The idea, once you have absorbed it, takes over and begins to bloom in the most beautiful way. You could be in a war zone, in the middle of a most ferocious stampede, and yet find silence and calm and energy and fulfilment in it. This is the reason behind the popularity of drug consumption across the world — because drugs have a way to chemically alter biological affairs in order to replicate this experience. Drugs, however, can only offer a momentary ascension. Heightened awareness is a manner of being, not an anatomical anomaly. A drug is a capable stimulant but ultimately only a facsimile of the real thing — of life, and being so utterly enveloped by it.

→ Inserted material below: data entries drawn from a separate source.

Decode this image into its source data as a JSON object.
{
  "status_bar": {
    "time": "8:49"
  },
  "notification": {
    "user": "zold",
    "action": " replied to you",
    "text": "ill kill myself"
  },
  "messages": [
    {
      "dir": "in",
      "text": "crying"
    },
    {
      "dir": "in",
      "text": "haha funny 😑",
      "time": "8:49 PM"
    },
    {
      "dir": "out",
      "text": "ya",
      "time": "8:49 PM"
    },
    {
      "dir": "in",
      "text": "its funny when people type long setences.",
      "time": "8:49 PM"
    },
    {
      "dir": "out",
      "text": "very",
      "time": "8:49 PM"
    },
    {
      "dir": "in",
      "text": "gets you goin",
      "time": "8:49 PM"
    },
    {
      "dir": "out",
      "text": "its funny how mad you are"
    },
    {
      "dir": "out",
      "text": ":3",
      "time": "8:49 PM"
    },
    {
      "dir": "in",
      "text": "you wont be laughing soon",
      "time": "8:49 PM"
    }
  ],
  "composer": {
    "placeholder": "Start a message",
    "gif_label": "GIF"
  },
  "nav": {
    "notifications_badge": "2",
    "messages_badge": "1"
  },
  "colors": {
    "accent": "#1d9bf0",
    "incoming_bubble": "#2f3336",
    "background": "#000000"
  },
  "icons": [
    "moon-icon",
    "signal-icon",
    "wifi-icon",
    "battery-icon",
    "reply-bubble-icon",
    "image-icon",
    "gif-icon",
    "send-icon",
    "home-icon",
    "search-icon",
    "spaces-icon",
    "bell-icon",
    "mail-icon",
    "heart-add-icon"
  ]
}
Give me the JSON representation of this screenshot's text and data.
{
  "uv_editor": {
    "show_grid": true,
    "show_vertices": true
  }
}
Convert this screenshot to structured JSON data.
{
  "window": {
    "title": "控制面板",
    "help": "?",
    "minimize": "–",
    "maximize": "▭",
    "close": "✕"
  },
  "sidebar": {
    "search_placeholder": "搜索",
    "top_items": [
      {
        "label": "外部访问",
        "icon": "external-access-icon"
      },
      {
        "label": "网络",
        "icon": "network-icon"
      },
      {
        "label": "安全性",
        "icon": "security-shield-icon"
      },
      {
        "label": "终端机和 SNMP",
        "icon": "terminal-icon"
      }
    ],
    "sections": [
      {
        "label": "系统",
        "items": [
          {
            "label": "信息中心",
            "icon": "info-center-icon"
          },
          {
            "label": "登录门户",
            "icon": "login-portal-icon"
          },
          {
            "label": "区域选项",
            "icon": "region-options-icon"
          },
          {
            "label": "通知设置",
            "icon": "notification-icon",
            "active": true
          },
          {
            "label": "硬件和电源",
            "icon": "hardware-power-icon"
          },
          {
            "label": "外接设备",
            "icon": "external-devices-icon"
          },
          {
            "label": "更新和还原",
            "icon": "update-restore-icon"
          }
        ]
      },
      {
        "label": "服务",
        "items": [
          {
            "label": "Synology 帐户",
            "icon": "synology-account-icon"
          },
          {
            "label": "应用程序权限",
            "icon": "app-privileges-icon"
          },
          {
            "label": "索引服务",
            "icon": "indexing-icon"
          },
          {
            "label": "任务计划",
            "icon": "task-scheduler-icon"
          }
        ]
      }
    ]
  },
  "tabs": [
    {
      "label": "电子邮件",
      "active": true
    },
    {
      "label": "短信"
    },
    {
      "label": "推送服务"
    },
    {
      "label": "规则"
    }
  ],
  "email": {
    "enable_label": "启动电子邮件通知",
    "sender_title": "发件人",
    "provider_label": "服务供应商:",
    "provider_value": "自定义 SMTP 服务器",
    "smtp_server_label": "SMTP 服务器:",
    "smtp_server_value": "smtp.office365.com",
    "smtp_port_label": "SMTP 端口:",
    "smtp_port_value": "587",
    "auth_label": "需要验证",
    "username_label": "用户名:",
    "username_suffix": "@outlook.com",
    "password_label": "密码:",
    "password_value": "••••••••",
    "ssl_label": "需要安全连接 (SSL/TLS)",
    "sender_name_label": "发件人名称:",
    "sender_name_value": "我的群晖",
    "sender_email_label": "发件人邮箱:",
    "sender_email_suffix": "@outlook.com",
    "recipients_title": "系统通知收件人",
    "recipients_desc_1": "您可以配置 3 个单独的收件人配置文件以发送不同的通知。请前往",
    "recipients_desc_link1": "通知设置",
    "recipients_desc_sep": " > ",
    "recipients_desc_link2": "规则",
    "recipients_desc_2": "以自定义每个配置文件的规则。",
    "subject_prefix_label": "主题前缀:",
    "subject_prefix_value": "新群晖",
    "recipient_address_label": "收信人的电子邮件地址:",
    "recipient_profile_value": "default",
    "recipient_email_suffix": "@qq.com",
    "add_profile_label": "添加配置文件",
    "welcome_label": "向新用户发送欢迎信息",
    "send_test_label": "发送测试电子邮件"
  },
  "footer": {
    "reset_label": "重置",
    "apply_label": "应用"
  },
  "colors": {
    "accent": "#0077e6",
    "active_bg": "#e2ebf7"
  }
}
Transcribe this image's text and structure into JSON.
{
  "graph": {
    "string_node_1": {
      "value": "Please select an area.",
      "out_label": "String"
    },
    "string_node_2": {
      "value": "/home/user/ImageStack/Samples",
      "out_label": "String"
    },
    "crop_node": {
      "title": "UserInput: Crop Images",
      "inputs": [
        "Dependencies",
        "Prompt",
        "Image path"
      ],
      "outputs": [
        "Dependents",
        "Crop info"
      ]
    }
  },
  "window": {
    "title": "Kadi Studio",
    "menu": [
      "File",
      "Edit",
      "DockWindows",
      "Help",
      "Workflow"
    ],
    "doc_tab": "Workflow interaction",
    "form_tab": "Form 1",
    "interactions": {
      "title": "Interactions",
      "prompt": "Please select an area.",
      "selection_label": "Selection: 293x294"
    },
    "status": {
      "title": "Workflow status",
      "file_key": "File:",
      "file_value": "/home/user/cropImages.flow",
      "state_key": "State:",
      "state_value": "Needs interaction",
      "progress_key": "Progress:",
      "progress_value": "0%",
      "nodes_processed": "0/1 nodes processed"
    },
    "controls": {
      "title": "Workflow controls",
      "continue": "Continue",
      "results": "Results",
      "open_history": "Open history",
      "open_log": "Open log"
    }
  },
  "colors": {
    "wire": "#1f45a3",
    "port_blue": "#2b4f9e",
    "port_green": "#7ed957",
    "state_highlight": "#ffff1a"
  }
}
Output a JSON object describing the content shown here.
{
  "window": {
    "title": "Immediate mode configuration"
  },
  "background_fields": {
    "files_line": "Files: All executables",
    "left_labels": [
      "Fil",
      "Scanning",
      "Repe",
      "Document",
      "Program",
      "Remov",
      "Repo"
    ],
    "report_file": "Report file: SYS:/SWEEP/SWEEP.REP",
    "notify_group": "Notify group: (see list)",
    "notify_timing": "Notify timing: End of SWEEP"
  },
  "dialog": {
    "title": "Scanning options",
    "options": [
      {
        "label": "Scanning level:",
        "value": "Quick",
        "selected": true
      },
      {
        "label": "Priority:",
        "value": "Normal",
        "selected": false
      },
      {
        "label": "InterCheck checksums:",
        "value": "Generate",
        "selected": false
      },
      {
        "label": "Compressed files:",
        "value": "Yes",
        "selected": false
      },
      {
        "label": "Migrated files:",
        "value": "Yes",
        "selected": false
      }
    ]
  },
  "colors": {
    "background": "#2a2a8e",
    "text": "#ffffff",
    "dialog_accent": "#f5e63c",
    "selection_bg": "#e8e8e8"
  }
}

In the seedy bylanes of Arambol, with its deeply embedded Russian-Ukrainian settlements, it is already evident how drug usage has been reduced to colourlessness. A mere psychedelic attraction, like those horrible temporary tattoos, or fish pedicures, in other parts of the state.
Dream Sequence
There was always ample opportunity for Motoring to become anything. Mostly dead, that is. Had it been created, or sustained for that matter, for any of the wrong reasons available, it would have long disappeared off news stands. When it was a thirty-buck magazine, the founding editor put a pair of 300-kph motorcycle missiles on the cover. By the time the cover price rose to fifty, supercars were a consistent fixture below the masthead. You wanted a cartoon-animation cover — heck, an entire story designed that way? Motoring gave it to us before we could have imagined it. A silhouette of a madly-in-love couple flinging their arms around each other against a setting sun and a Porsche Boxster? Here’s where it happened. They even flew in an Anglo-French photographer for that story, I remember.
I spent my most fundamental years being a part of Motoring. Rather — and it would be more accurate to say this — being a part of Motoring is what made those years so fundamental. It isn’t momentary, this belonging. Once you’re in, you’re always a part of it — even if you try hard not to be. I know I really, really lucked out, having been given the chance.
It’s a simple little rag, made by people who can dream, and be driven by those dreams, better than any other bunch of people you’ll ever meet. Often, it so easily gives the impression of being hallucinogenic; it’s always been a young team convinced about chasing the most vivid of ideas, with a belief system that is uncomfortably indifferent. Of course, it wouldn’t be that way without the people who made it and the people who eventually ensured it remained so against every imaginable odd. Thankfully, and in deep gratitude, I can say that about myself, too.